We often hear about “natural” manure. I do not like the term, though I believe it originated with me. It is not accurate; not definite enough.

“I do not know what you mean by natural manure,” said the Deacon, “unless it is the droppings of animals.” —“To distinguish them, I suppose,” said the Doctor, “from artificial manures, such as superphosphate, sulphate of ammonia, and nitrate of soda.” —“No; that is not how I used the term. A few years ago, we used to hear much in regard to the ‘exhaustion of soils.’ I thought this phrase conveyed a wrong idea. When new land produces large crops, and when, after a few years, the crops get less and less, we were told that the farmers were exhausting their land. I said, no; the farmers are not exhausting the soil; they are merely exhausting the accumulated plant-food in the soil. In other words, they are using up the natural manure.
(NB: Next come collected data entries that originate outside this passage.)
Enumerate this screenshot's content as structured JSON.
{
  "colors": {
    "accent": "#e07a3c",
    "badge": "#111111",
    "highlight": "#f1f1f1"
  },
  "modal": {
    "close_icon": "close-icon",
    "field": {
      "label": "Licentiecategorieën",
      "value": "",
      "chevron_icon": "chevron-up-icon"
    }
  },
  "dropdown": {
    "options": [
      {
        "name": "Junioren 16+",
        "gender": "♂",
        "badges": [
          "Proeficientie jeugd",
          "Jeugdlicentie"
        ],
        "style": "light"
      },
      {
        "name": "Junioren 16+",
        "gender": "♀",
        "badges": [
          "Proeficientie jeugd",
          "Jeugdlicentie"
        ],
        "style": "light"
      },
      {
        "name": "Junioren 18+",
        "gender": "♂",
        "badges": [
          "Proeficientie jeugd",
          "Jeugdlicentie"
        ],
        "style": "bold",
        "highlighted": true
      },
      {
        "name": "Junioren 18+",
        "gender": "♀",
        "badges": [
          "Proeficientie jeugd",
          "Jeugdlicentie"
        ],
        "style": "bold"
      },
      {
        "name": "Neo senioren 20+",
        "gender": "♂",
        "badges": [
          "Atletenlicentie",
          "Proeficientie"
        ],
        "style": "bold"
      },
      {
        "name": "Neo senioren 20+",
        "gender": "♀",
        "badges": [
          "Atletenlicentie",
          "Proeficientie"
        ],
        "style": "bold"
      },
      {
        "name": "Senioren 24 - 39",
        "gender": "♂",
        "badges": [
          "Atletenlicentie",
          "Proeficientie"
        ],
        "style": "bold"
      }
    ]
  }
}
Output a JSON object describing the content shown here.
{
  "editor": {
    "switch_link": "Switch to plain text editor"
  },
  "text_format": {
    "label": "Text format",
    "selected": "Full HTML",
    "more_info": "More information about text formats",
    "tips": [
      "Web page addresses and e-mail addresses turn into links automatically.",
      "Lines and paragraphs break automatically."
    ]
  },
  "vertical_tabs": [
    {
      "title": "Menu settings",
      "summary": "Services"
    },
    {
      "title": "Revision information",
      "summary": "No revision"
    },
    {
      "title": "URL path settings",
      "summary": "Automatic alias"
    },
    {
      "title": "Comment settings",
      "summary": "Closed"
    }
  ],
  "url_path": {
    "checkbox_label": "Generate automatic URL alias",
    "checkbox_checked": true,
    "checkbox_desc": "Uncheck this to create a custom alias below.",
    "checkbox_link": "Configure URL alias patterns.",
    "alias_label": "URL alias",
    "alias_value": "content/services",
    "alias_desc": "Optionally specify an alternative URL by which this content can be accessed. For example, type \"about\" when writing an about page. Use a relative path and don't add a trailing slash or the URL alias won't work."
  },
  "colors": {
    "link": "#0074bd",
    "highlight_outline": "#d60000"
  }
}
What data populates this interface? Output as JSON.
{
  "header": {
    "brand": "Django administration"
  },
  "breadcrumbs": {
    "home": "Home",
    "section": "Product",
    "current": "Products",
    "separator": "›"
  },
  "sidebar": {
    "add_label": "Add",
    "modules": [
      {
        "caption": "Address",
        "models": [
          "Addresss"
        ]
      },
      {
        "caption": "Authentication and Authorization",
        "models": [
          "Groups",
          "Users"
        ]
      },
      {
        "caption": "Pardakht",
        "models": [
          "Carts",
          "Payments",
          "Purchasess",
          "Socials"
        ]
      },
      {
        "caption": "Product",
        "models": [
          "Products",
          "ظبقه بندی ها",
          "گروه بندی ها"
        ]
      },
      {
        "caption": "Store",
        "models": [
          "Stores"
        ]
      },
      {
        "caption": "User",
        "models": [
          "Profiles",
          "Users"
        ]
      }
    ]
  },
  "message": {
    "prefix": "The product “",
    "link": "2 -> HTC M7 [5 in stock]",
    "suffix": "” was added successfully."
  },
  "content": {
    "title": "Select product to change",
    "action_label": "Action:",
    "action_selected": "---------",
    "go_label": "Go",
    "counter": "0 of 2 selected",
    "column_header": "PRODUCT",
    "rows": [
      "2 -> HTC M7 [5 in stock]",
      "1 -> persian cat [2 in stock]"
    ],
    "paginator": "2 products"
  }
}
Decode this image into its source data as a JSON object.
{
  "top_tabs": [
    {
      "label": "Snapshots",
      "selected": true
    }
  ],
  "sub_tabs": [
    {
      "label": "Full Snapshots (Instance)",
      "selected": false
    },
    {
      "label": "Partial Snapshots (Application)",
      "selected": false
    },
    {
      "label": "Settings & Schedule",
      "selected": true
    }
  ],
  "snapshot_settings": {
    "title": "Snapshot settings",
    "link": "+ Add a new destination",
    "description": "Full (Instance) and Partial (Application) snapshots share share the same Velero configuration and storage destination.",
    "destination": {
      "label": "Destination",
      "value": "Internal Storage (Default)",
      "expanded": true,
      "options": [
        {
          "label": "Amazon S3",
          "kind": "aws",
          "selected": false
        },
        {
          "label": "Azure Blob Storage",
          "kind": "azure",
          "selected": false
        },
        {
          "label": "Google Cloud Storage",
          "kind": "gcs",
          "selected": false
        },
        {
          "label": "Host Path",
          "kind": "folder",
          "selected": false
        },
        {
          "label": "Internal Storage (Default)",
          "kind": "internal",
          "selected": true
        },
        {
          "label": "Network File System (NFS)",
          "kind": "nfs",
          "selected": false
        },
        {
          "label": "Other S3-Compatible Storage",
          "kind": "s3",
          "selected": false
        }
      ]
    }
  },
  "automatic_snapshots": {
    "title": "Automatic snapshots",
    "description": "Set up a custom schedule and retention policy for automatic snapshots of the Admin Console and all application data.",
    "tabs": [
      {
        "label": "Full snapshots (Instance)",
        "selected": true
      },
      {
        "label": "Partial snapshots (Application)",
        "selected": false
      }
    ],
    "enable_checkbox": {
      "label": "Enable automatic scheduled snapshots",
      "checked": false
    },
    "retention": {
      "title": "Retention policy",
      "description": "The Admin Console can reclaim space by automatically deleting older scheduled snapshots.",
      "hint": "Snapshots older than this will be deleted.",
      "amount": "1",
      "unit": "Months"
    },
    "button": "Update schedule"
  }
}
“Take my own farm. Fifty years ago, it was covered with a heavy growth of maple, beech, black walnut, oak, and other trees. These trees had shed annual crops of leaves for centuries. The leaves rot on the ground; the trees also, age after age. These leaves and other organic matter form what I have called natural manure. When the land is cleared up and plowed, this natural manure decays more rapidly than when the land lies undisturbed; precisely as a manure-pile will ferment and decay more rapidly if turned occasionally, and exposed to the air. The plowing and cultivating renders this natural manure more readily available. The leaves decompose, and furnish food for the growing crop.”

EXHAUSTION OF THE SOIL.

“You think, then,” said the Doctor, “that when a piece of land is cleared of the forest, harrowed, and sown to wheat; plowed and planted to corn, and the process repeated again and again, until the land no longer yields profitable crops, that it is the ‘natural manure,’ and not the soil, that is exhausted?”

“I think the soil, at any rate, is not exhausted, and I can easily conceive of a case where even the natural manure is very far from being all used up.”

“Why, then,” asked the Deacon, “is the land so poor that it will scarcely support a sheep to the acre?”

“Simply because the natural manure and other plant-food which the soil contains is not in an available condition. It lies dead and inert. It is not soluble, and the roots of the plants cannot get enough of it to enable them to thrive; and in addition to this, you will find as a matter of fact that these poor ‘exhausted’ farms are infested with weeds, which rob the growing crops of a large part of the scanty supply of available plant-food.”

“But these weeds,” said the Deacon, “are not removed from the farm. They rot on the land; nothing is lost.”

“True,” said I, “but they, nevertheless, rob the growing crops of available plant-food. The annual supply of plant-food, instead of being used to grow useful plants, is used to grow weeds.”